Материалы для подготовки к практическим занятиям

Занятие № 1

Миф и архетип в романе М.Ю. Лермонтова «Герой нашего времени»

В эпоху романтизма мировая литература обогащается целым рядом неомифологических образов, которые были плодом индивидуального, самостоятельного мифотворчества писателей, а не сформировались, как в эпоху Возрождения на основе народных легенд, романсов, исторических хроник, как Фауст, Дон-Жуан, Гамлет. Так, Манфред пришел из одноименной драматической поэмы Дж. Г. Байрона, Мельмот-Скиталец – из романа Ч.Р. Метьюрина, Старый Мореход из поэмы С. Кольриджа. К мифотворчеству направлял писателей-романтиков

и крупнейший теоретик романтизма В.Г. Шеллинг, прокламировавший: «Мы можем утверждать, что всякий поэт призван превратить в нечто целое открывшуюся ему часть мира и из его материала создавать новую мифологию… Достаточно вспомнить «Дон-Кихота», чтобы уяснить себе понятие мифологии, созданной гением одного человека» /38,т.2,с.18/. Таким образом, и древние мифы и легенды Возрождения были в кругу активного творческого арсенала романтиков, частью их аксиологии. Поэтому нередко в образах новой мифологии явственно проступают черты магистральных образов, уже открытых мировой культурой. Эпоха романтизма по праву может быть названа третьей мифотворящей эпохой, после христианства и средневековья.

Мифологическое мышление априори ориентировано в глубину культуры, направлено на раскодирование архаических истоков как собственного происхождения или явлений действительности, так и образов, порожденных фантазией художника.
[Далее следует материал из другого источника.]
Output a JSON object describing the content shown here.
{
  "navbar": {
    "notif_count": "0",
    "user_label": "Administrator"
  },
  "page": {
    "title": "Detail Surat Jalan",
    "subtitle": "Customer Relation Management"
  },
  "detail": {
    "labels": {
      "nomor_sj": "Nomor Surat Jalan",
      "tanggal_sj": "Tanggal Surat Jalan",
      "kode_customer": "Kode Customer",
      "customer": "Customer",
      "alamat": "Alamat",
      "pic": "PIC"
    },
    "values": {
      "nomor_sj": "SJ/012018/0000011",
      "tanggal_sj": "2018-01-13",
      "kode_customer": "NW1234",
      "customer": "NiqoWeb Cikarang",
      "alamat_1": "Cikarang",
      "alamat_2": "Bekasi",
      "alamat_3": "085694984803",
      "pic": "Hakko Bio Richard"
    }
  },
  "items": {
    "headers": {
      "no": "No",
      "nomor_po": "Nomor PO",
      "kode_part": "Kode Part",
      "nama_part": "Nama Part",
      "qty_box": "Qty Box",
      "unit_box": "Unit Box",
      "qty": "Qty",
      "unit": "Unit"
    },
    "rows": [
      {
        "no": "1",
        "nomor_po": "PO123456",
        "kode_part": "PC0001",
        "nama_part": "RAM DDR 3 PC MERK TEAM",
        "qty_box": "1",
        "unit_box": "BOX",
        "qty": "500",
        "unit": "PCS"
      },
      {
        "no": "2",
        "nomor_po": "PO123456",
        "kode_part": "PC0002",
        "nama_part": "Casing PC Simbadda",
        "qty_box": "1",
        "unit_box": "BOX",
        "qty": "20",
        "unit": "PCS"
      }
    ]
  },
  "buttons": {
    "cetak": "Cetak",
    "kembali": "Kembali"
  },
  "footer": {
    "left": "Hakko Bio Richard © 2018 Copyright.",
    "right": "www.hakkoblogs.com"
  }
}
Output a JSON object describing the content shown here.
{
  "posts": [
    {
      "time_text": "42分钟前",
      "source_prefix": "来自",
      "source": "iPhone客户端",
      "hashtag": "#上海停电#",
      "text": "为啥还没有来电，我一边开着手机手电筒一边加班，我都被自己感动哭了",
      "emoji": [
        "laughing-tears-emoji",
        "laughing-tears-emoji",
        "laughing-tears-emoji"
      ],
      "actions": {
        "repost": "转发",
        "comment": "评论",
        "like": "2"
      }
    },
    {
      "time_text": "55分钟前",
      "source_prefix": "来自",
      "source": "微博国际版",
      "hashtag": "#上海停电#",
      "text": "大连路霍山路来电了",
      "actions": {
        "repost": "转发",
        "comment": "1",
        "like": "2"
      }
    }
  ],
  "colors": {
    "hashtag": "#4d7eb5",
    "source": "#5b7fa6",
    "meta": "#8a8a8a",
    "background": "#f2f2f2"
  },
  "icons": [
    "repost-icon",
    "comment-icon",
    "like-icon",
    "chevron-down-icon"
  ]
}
Неомифологизм существует только в контексте и порождается через сопряжение как минимум двух текстов, один из которых принадлежит к архаической культуре, а другой – к современной. Неомифологизм базируется на соотнесении, сопоставлении, взаимной идентификации хронологически и этнически отстоящих явлений, к осознанию через парадигму инвариантов универсального варианта космического единства мира и закономерностей его творческого отражения и перевоссоздания.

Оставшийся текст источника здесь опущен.